- Born: 1958 (age 67–68)

= Shmarya Rosenberg =

American blogger

Shmarya Rosenberg (born Scott Rosenberg in 1958) is a former blogger who published the blog FailedMessiah.com.

==Biography==
Rosenberg grew up in a Conservative Jewish non-observant family in Saint Paul, Minnesota, where his parents operated a beauty supply company. According to his family's history, his great-great-grandfather was a former chasid of Rabbi Menachem Mendel Schneersohn, the third Chabad rebbe.

Rosenberg was active in Jewish student politics at the University of Minnesota and served several years as an executive of the North American World Union of Jewish Students. He became a baal teshuva and joined the Chabad movement as an ultra-orthodox Hasidic Jew dedicated to study, community and rigorous observance, abandoning his former ambitions, one of which was to become a songwriter. He was an observant Hasidic Jew for the next 20 years.

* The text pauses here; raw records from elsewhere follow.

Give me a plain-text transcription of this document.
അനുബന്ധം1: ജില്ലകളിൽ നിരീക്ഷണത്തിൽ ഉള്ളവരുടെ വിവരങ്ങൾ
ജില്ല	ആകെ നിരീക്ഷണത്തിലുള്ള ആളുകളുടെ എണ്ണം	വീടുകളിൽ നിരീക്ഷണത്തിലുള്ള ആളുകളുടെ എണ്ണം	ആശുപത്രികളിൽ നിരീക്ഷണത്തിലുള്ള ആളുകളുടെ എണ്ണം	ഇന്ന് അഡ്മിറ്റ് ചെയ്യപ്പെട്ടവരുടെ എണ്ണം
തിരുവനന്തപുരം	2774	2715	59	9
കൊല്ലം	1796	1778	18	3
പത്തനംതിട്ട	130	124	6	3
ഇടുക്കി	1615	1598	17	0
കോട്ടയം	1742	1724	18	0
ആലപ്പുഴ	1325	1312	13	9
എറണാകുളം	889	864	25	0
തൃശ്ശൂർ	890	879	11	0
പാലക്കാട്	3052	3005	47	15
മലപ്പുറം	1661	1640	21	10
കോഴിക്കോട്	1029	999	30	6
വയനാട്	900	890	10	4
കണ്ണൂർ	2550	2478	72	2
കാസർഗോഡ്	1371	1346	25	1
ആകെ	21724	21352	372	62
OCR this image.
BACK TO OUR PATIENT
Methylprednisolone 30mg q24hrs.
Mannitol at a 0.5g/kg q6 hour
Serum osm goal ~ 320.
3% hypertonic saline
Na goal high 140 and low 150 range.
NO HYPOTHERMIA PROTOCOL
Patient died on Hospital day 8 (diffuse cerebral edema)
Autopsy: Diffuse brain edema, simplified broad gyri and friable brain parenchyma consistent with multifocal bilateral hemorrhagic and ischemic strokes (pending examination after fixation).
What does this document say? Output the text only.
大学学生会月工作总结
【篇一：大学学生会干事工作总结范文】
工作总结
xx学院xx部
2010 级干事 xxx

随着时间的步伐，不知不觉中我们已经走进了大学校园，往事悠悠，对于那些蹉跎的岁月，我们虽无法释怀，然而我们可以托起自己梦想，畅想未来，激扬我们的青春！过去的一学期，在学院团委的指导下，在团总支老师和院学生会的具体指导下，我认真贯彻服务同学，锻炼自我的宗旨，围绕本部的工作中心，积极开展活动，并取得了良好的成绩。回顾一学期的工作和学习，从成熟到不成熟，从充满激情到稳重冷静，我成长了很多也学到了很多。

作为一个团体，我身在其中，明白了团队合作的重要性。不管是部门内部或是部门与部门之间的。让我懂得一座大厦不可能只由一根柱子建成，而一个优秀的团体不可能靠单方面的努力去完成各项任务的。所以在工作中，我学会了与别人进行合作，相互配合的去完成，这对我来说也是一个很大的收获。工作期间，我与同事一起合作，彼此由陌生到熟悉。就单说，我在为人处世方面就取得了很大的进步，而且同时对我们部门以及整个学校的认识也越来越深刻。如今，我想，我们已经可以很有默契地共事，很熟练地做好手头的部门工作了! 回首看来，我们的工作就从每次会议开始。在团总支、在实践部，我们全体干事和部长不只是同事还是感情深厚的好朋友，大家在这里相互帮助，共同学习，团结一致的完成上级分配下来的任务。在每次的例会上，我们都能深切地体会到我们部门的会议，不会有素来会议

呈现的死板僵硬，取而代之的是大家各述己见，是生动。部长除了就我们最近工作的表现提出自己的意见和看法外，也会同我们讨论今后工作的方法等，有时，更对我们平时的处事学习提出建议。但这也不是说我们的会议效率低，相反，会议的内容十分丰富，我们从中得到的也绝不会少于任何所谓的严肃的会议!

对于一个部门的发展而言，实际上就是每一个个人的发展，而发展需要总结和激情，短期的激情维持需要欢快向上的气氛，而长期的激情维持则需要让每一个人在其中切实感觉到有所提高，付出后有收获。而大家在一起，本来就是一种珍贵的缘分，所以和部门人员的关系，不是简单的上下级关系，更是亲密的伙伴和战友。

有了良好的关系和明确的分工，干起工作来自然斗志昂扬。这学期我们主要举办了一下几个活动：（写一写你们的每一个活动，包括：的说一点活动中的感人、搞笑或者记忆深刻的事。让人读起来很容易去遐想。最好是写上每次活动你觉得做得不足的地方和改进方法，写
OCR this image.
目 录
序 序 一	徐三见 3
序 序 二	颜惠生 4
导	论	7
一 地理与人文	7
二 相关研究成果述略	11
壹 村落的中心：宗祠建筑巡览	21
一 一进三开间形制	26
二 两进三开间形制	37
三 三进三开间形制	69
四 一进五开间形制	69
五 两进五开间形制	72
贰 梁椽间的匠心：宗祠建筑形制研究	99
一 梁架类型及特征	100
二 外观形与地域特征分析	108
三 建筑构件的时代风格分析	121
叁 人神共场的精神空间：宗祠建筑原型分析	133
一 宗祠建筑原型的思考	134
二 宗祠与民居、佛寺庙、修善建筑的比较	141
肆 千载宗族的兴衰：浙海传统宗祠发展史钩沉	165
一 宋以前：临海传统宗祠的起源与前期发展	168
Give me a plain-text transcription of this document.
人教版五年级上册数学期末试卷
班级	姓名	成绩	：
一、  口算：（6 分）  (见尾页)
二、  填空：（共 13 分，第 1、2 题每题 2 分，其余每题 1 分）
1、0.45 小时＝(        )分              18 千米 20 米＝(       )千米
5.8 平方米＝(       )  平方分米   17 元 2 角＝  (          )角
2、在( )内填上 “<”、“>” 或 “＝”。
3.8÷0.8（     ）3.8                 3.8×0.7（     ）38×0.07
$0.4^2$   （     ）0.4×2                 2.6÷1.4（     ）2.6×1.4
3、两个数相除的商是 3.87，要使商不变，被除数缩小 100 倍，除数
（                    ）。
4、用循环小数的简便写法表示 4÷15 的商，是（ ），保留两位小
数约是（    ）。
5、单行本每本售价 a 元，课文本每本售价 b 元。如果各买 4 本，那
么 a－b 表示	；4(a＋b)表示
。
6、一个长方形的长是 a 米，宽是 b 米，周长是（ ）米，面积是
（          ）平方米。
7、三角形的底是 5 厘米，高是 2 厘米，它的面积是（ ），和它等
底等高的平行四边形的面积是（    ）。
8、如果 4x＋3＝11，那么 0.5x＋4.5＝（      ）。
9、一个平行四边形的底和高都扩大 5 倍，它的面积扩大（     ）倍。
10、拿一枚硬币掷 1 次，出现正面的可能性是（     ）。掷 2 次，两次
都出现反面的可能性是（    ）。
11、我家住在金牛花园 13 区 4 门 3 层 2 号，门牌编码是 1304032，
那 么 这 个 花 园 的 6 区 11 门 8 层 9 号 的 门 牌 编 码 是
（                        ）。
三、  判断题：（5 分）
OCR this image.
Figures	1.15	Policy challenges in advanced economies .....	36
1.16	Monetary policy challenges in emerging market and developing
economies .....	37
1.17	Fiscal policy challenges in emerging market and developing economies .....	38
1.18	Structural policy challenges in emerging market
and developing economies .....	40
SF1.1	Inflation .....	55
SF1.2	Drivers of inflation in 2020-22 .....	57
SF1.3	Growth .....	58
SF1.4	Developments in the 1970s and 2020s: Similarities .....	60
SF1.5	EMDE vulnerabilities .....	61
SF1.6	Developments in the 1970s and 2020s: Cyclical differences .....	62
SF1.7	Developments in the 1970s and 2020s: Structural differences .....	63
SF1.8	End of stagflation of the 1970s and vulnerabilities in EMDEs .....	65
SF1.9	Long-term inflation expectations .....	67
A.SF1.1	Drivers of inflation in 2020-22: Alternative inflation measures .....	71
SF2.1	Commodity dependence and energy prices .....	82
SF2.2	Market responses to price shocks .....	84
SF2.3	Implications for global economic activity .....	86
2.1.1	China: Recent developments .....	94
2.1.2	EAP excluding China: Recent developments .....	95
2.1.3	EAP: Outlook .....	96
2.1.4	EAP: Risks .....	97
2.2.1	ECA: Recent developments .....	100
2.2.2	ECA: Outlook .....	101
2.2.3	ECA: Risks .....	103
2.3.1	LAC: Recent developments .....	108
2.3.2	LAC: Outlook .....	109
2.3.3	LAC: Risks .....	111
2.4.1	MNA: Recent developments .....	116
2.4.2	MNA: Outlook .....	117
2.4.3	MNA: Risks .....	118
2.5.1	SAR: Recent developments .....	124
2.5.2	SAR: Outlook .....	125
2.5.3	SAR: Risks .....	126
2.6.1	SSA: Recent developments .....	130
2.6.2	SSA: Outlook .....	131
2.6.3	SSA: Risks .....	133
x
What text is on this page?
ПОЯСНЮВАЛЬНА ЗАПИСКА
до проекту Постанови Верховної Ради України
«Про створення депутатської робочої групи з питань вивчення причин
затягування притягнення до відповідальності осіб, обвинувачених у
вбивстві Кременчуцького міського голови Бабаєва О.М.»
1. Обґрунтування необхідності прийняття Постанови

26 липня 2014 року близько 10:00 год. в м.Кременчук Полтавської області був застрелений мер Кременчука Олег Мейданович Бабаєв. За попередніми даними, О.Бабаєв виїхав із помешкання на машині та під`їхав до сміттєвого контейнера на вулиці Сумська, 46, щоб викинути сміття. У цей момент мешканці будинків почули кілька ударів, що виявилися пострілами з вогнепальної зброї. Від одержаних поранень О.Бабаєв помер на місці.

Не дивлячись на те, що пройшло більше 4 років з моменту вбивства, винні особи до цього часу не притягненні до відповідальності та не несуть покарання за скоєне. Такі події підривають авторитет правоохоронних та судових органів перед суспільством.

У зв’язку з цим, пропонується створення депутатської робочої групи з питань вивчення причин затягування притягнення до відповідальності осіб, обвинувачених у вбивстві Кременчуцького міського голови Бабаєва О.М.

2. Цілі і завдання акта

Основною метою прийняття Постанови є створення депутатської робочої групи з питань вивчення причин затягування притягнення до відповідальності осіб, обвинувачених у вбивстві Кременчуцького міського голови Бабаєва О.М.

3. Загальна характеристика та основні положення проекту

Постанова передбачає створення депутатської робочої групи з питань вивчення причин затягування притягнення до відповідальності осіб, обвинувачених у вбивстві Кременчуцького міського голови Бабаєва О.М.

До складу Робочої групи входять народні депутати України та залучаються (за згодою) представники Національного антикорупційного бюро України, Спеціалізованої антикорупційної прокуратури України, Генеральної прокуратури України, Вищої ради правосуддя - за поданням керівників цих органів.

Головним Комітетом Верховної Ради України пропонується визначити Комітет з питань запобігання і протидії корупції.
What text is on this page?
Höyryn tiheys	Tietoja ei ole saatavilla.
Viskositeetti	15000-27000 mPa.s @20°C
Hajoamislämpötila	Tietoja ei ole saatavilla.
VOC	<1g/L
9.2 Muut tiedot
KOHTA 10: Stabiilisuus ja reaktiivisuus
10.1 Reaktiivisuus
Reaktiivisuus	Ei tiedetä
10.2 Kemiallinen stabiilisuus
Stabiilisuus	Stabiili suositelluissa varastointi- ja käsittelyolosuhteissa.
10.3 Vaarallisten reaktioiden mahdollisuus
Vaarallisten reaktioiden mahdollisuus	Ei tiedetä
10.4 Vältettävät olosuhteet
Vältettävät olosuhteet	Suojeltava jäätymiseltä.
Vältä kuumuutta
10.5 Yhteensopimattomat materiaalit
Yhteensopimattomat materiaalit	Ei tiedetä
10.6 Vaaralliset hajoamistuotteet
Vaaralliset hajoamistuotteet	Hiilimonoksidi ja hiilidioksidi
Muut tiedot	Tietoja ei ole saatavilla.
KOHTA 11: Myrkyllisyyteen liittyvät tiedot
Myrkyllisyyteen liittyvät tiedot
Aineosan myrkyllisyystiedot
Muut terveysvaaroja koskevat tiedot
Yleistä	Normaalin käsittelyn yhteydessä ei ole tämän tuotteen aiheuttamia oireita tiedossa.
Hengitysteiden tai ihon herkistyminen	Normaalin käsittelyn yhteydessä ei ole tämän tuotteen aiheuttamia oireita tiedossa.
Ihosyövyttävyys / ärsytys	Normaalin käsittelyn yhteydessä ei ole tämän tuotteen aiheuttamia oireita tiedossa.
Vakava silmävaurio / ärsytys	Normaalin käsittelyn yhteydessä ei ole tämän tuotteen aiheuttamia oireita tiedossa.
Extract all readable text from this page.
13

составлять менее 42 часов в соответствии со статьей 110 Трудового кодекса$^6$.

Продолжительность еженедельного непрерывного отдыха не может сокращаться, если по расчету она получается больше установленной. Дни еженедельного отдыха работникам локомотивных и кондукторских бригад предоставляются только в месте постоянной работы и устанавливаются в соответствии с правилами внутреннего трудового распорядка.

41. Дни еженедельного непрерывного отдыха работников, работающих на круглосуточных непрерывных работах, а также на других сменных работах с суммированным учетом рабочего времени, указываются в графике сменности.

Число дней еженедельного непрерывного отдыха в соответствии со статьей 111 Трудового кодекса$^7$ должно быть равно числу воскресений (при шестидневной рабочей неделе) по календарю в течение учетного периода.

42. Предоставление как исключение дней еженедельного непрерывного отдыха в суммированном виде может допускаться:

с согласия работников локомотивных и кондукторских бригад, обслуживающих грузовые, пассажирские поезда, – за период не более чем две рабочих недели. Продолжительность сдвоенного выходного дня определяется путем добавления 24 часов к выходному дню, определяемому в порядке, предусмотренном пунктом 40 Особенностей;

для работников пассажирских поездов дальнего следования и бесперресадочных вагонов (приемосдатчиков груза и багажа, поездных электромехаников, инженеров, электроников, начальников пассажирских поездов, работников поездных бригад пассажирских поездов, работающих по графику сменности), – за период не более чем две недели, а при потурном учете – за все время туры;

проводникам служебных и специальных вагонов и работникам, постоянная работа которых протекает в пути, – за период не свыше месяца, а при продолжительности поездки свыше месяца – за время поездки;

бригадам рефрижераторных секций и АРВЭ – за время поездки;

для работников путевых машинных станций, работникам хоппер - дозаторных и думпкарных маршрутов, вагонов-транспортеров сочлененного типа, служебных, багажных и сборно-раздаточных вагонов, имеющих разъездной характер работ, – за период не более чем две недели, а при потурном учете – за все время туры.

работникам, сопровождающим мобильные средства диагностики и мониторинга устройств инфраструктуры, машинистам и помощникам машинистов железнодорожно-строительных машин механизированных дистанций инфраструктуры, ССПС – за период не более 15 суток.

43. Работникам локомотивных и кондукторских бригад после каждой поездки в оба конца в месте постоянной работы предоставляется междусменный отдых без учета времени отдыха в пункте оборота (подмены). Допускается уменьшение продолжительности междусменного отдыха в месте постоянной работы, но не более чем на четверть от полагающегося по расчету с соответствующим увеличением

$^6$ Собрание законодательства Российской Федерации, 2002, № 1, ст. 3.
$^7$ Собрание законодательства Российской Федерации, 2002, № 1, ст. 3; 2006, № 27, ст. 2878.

Rosenberg became disenchanted with the Chabad movement in 2004 after discovering an unsigned and unsent letter addressed to him by Rabbi Menachem Mendel Schneerson responding to his request for Chabad aid in the effort to rescue the Jews of Ethiopia. This resulted in the creation of his blog, FailedMessiah.com.

===FailedMessiah blog===
Rosenberg's writing career began with his personal blog, FailedMessiah, referring to the belief among Lubavitcher Hassidim that their dead rebbe, Menachem Mendel Schneerson, is the messiah. FailedMessiah served as a news outlet with the motto Covering Orthodox Judaism since 2004. Rosenberg reports as a journalistic watchdog and whistleblower in "a combination of muckraking reporting and personal grudge into a must-read digest of the actual and alleged misdeeds of the ultra-Orthodox world. He has broken news about sexual misconduct, smear campaigns and dubious business practices conducted by or on behalf of stringently religious Jews." Chabad-Lubavitch leaders claim that he has exaggerated the degree of messianism in the movement and that he is driven to settle scores.

Rosenberg sold Failed Messiah in February 2016 to a group known as Diversified Holdings.